Half-Light is Rostam carving out new territory, albeit a region so strongly influenced by his contemporaries in arthouse electronica such as James Blake and Bon Iver. It’s not an entire abolition of his Vampire Weekend characteristics either though – it’s still easy to see how the multi-instrumentalist played his part in his former band, but here, the lowkey moments find themselves far more restrained and the forward moments are even more bombastic. Eccentric art pop ballads find themselves tinged with electronic elements and then and topped with booming worldbeat percussion, and while moments like the folksy and bittersweet I Will See You Again might deviate from this formula, Half-Light tends to keep to a concise musical palette bordering on baroque exotica.

Despite Rostam’s ever evolving sonic directions, the tight instrumental backdrops draw this album together and let the singer-songwriter’s deeply personal and introspective musings take centre stage. Whether it’s the rich and layered noise pop of Bike Dream, or his ambient, autotuned duet with Angel Deradoorian on Hold You, Rostam maintains a constant conceptual dichotomy, one which at times laments on love but at the same time manages to evoke feelings of personal empowerment in his listeners. Half-Light is a bittersweet album, but it’s ultimately sweet – the two versions of centrepiece Don’t Let It Get To You and then its closing reprise are starkly different pieces, but they’re both powerful moments that cement Rostam’s inspiring dictums.

And even with all of it’s more desolate moments, Half-Light is one of the most lush and intricate pop records out there. Wood escalates and blooms into a cacophony of worldbeat and arabesque plucks, while the wonky and bouncy Rudy wanders around a circus of strange sounds, both off beat and off key. Moments like opener Sumer or title track Half-Light might appear melancholic, but Rostam quickly transforms his personal sadness into a vessel for individual empowerment, matching the instrumental mood in his lyricism and powerful vocal performances. But it’s really penultimate track Gwan that sums up this album best – within just five minutes, and atop a stirring landscape of baroque strings and booming drums, Rostam cascades through a tide of human emotion, culminating a beautiful and poetic final moment for the album.

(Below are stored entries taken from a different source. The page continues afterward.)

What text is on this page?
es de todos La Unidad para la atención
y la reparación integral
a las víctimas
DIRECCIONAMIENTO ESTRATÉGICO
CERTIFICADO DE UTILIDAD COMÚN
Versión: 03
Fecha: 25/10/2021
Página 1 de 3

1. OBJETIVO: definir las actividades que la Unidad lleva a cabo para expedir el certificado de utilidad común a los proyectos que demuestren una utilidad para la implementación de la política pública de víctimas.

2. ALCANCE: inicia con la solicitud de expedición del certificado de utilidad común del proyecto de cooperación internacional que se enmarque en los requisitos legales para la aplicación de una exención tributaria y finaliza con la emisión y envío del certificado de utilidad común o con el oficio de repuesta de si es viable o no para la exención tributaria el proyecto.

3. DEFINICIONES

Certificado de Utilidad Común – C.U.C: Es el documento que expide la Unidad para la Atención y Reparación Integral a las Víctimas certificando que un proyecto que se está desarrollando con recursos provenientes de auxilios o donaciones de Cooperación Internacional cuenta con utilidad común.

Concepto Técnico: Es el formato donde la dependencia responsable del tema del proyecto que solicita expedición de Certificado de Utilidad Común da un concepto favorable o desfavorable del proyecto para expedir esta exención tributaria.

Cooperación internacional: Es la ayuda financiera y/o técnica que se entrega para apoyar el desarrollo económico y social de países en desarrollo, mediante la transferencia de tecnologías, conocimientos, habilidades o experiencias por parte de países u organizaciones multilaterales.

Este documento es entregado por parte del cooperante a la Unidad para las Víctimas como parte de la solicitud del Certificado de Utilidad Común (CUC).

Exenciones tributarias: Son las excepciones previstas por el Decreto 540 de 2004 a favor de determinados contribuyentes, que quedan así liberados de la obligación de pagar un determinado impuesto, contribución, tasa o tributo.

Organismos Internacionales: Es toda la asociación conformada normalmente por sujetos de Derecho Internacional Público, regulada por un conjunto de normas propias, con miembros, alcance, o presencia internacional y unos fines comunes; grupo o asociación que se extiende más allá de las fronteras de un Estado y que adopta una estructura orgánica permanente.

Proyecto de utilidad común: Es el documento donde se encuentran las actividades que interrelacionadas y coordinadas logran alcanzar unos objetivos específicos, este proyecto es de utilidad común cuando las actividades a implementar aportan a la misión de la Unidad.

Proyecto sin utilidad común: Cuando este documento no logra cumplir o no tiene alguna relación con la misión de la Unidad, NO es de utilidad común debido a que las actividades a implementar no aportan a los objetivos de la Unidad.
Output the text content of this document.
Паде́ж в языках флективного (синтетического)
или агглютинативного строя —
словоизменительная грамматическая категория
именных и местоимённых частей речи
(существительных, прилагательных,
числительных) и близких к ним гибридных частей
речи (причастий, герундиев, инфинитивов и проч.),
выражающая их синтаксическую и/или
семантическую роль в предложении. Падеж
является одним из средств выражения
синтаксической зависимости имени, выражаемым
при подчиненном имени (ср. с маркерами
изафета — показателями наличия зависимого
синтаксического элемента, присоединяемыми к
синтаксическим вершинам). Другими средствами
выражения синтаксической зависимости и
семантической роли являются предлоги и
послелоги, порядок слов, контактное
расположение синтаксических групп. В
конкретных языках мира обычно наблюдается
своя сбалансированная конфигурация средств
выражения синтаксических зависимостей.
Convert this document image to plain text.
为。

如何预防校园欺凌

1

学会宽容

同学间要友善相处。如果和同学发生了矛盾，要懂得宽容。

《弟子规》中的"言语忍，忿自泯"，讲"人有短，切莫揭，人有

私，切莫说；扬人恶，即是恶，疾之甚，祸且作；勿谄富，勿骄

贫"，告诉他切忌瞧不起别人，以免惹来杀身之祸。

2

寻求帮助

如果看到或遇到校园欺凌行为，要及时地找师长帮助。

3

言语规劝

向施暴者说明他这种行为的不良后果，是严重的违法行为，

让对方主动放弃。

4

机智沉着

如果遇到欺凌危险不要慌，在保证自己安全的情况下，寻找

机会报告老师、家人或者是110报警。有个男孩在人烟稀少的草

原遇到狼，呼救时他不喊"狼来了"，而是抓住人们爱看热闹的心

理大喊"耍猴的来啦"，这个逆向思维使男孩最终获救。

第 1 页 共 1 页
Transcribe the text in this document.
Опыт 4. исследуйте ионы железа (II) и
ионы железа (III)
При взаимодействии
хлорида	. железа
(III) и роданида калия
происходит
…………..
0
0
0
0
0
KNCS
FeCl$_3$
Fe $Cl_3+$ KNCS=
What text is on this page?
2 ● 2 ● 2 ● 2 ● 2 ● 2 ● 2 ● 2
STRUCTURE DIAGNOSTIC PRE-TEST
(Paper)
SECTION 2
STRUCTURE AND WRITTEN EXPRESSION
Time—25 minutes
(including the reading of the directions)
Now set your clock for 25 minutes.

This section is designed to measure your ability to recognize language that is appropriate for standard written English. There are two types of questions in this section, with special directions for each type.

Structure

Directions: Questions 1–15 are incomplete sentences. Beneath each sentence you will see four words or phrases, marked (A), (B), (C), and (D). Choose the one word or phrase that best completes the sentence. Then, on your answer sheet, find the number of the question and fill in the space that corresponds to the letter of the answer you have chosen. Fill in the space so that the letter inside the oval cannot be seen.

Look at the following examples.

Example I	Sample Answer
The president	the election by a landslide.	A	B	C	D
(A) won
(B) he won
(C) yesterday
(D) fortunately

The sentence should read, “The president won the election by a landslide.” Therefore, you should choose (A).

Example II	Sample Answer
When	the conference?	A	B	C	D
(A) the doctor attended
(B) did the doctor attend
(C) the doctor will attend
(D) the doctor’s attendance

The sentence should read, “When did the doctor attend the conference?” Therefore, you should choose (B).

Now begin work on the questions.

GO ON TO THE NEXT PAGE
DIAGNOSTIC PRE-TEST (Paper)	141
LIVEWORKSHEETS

Half-Light is the sort of thing that all solo debuts should aspire to be. Not only does Rostam define his own musical identity in contrast to his Vampire Weekend compatriots, he goes beyond and explores rich musical territory beyond even his former band’s best. Rostam is much more than a Vampire Weekend spinoff – Half-Light shows that he’s no longer their backbone, but his own. Rostam’s bound to be a driving force in contemporary art pop, and the only question left is to ask where he’s going to go from here.